Minho ile yakalanmamızdan sonra Hyunjin beni sürükleyerek odama getirmiş ve sorguya çekmişti. "Jisung ne dedim ben sana ya! O adamdan milyonlarca kez uzak dur dedim değil mi!? Ama sen napıyorsun!?" konuşurken bir yandan odada geziniyordu.
"Hyun bak cidden bir dinle beni." onun aksine ben sakince konuşuyordum. "Neyini açıklayacaksın Jisung bunun!?"
"Sen ilk önce sakinleş öyle anlatayım ben sana." dedim oturduğum yerden kalkıp yanına giderken. Hyunjin'i alıp koltuğa oturttum.
"Hyun bak benim gerçekten bir planım var ve lütfen bunu mahvetme." demem üzerine Hyunjin bana anlamaz ve kızgın bir bakış atmıştı. Bu bakışı biraz tedirgin olmamı sağlamıştı.

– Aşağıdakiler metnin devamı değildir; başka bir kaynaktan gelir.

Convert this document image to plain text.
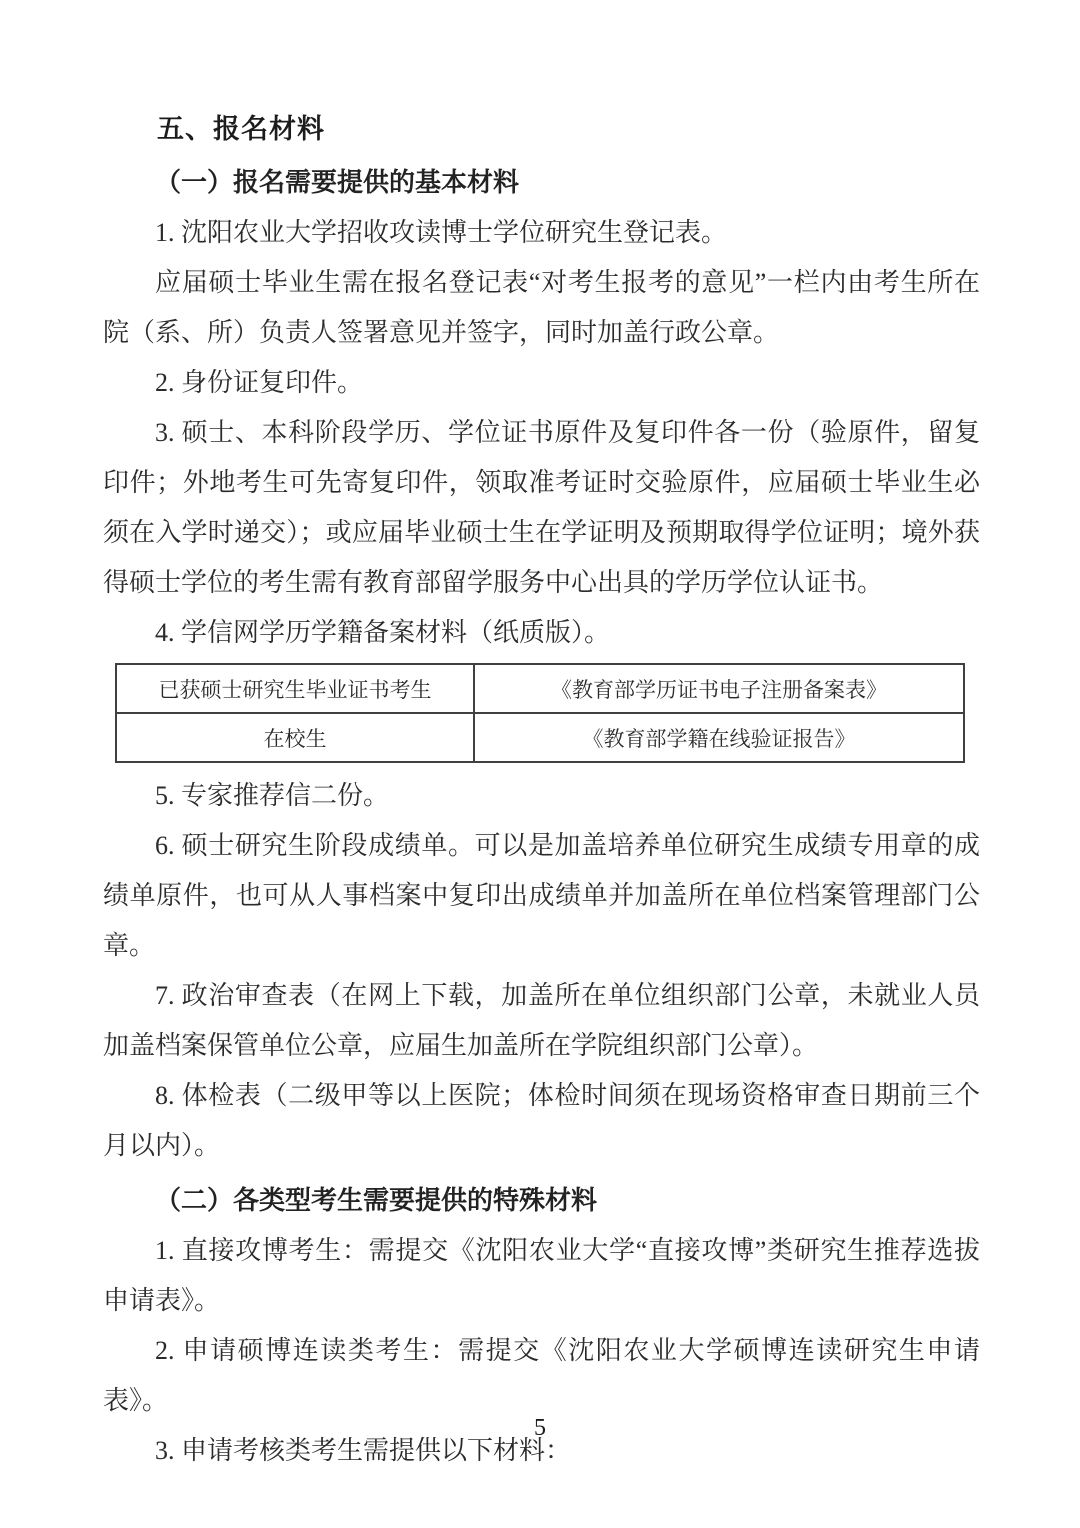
五、报名材料
（一）报名需要提供的基本材料

1. 沈阳农业大学招收攻读博士学位研究生登记表。

应届硕士毕业生需在报名登记表“对考生报考的意见”一栏内由考生所在院（系、所）负责人签署意见并签字，同时加盖行政公章。

2. 身份证复印件。

3. 硕士、本科阶段学历、学位证书原件及复印件各一份（验原件，留复印件；外地考生可先寄复印件，领取准考证时交验原件，应届硕士毕业生必须在入学时递交）；或应届毕业硕士生在学证明及预期取得学位证明；境外获得硕士学位的考生需有教育部留学服务中心出具的学历学位认证书。

4. 学信网学历学籍备案材料（纸质版）。

已获硕士研究生毕业证书考生	《教育部学历证书电子注册备案表》
在校生	《教育部学籍在线验证报告》

5. 专家推荐信二份。

6. 硕士研究生阶段成绩单。可以是加盖培养单位研究生成绩专用章的成绩单原件，也可从人事档案中复印出成绩单并加盖所在单位档案管理部门公章。

7. 政治审查表（在网上下载，加盖所在单位组织部门公章，未就业人员加盖档案保管单位公章，应届生加盖所在学院组织部门公章）。

8. 体检表（二级甲等以上医院；体检时间须在现场资格审查日期前三个月以内）。

（二）各类型考生需要提供的特殊材料

1. 直接攻博考生：需提交《沈阳农业大学“直接攻博”类研究生推荐选拔申请表》。

2. 申请硕博连读类考生：需提交《沈阳农业大学硕博连读研究生申请表》。

3. 申请考核类考生需提供以下材料：

5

"Planın bu mu yani Jisung?" dedi Hyunjin. Ne kadar çekinsemde kafamı olumlu anlamda salladım.
Hyunjin aniden ayağa kalkıp tekrar bağırarak konuşmaya başladı. "Manyak mısın sen!? Planın Minho ile yakınlaşmak mı? Jisung saçmalama öyle bir şey yapmayacaksın!"
"Hyunjin bak güven bana. Lütfen." diyerek onu tekrar koltuğa oturutmaya çalıştım ama o kolunu benden kurtarıp konuşmaya devam etti. "Jisung planın bu ise ben yokum haberin olsun!"
"Hyunjin lütfen! Bak gerçekten güzel bir planım var." dedim ama nafileydi. Hyunjin hızlı adımlar ile kapıya doğru yürümeye başladı. Ondan önce davranıp kapının önüne geçtim.
"Hyunjin böyle çekip gidecek misin yani? Gel konuşalım diyorum sana." ikna etmeye çalışır bir şekilde söyledim bunları. "Neyini konuşacağız Jisung? Sana ne diyorsam sen tam tersini yapıyorsun."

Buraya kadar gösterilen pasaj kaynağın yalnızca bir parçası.